- Born: 23 October 1905 Paris 16, France
- Died: 31 January 1993 (aged 87) Boulogne-Billancourt, France
- Resting place: Sylvains-les-Moulins
- Education: Supaéro
- Occupations: aircraft industrialist, French Resistance
- Known for: founding Bordeaux-Aéronautique
- Spouses: Andrée Guillain; Marie Picard-Destelan;
- Children: 3

= Claude de Cambronne =

French businessman

Claude de Cambronne (/fr/; 23 October 1905 – 31 January 1993) was a French businessman.

== Early life ==
He studied at the École nationale supérieure de l'aéronautique et de l'espace (Sup'Aéro), learnt how to fly to polar explorer, Paul-Émile Victor, in 1931, and became a journalist for the Journal de l'Aeronautique for which he reported details, in 1934, of the Dewoitine D.332 Emeraude crash, in which Maurice Noguès died, questioning the absence of parachutes on board. Being the treasurer of the Association des anciens élèves de Sup'Aéro and working for the Touring Club de France, he organized a lottery with the president of the association, Marcel Dassault, who offered an I41 tourism plane for the occasion.

== Career ==
After serving as a French Air Force captain, Cambronne became the general secretary of the SAAMB factory, in Saint-Cloud, from December 1938 to May 1940 and became the Association des anciens élèves de Sup'Aéro treasurer.

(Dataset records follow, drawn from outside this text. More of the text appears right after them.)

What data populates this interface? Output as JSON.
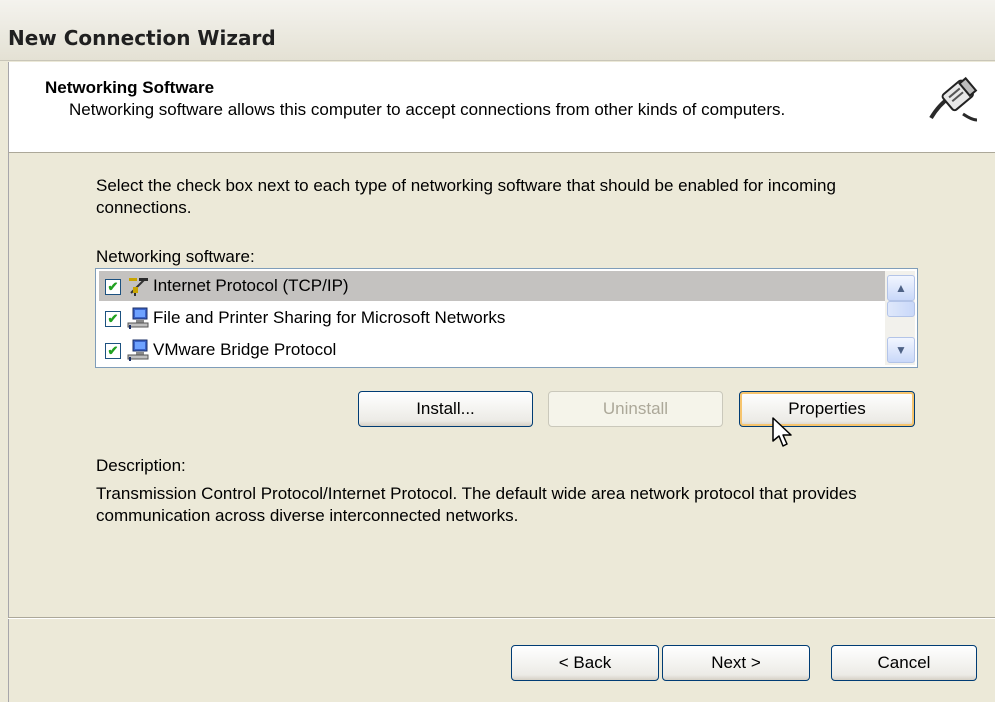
{
  "window": {
    "title": "New Connection Wizard"
  },
  "header": {
    "title": "Networking Software",
    "description": "Networking software allows this computer to accept connections from other kinds of computers.",
    "icon": "network-cable-icon"
  },
  "instructions": "Select the check box next to each type of networking software that should be enabled for incoming connections.",
  "networking_software": {
    "label": "Networking software:",
    "items": [
      {
        "label": "Internet Protocol (TCP/IP)",
        "checked": true,
        "selected": true,
        "icon": "protocol-icon"
      },
      {
        "label": "File and Printer Sharing for Microsoft Networks",
        "checked": true,
        "selected": false,
        "icon": "computer-network-icon"
      },
      {
        "label": "VMware Bridge Protocol",
        "checked": true,
        "selected": false,
        "icon": "computer-network-icon"
      }
    ]
  },
  "buttons": {
    "install": "Install...",
    "uninstall": "Uninstall",
    "properties": "Properties",
    "back": "< Back",
    "next": "Next >",
    "cancel": "Cancel"
  },
  "description": {
    "label": "Description:",
    "text": "Transmission Control Protocol/Internet Protocol. The default wide area network protocol that provides communication across diverse interconnected networks."
  },
  "colors": {
    "dialog_background": "#ece9d8",
    "selected_row": "#c4c2c0",
    "button_border": "#003c74",
    "focus_highlight": "#f6c46d"
  }
}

In 1939, Marcel Bloch, aircraft manufacturer, was recruiting workers. On February 1, Bloch hired Cambronne. He had some experience in aviation, and explained that "after Sup'Aéro, I worked, in an insurance company that only covered the tourism plane's risks. I was the expertise director. Marcel Bloch asked me to join his company saying : " I offer you a job in my company because we are going to have a war. " I was very astonished. Later, I understood that when he opened his mouth it was only to say meaningful things. With him, I went from the level of a Sup 'Aero student to the highest level the profession."

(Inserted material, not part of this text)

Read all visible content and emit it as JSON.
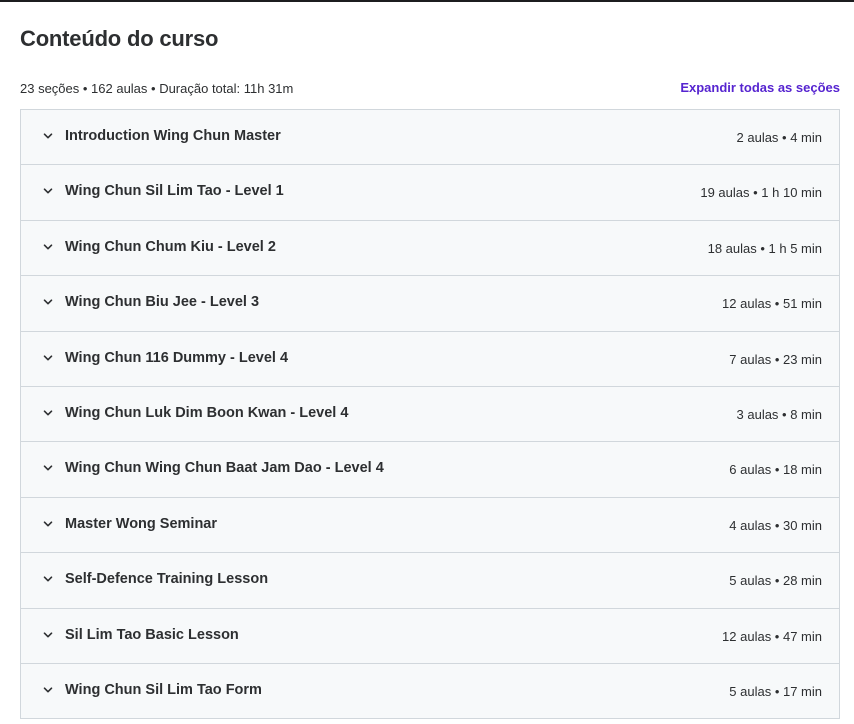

On 27 November 1940 Marcel Bloch gave him a letter, for the Association des anciens élèves de Sup'Aéro:My dear comrades, if the time is difficult, do not despair of the future. (...) After this war where ships, rolling stock, commercial aircraft have been destroyed, the airline industry will experience an unprecedented boom as it will replace most means of transport. (...) "No doubt that the government of the French state in a rebuilt Europe will keep our country from aircraft production amounts to our technique and our geographical position in the world. (...) "President of your Association, I will return one day place me next to you, and my friendly competition will be as always granted. (Claude Carlier, Marcel Dassault : La légende d'un siècle, Éditions Perrin, mai 2002, )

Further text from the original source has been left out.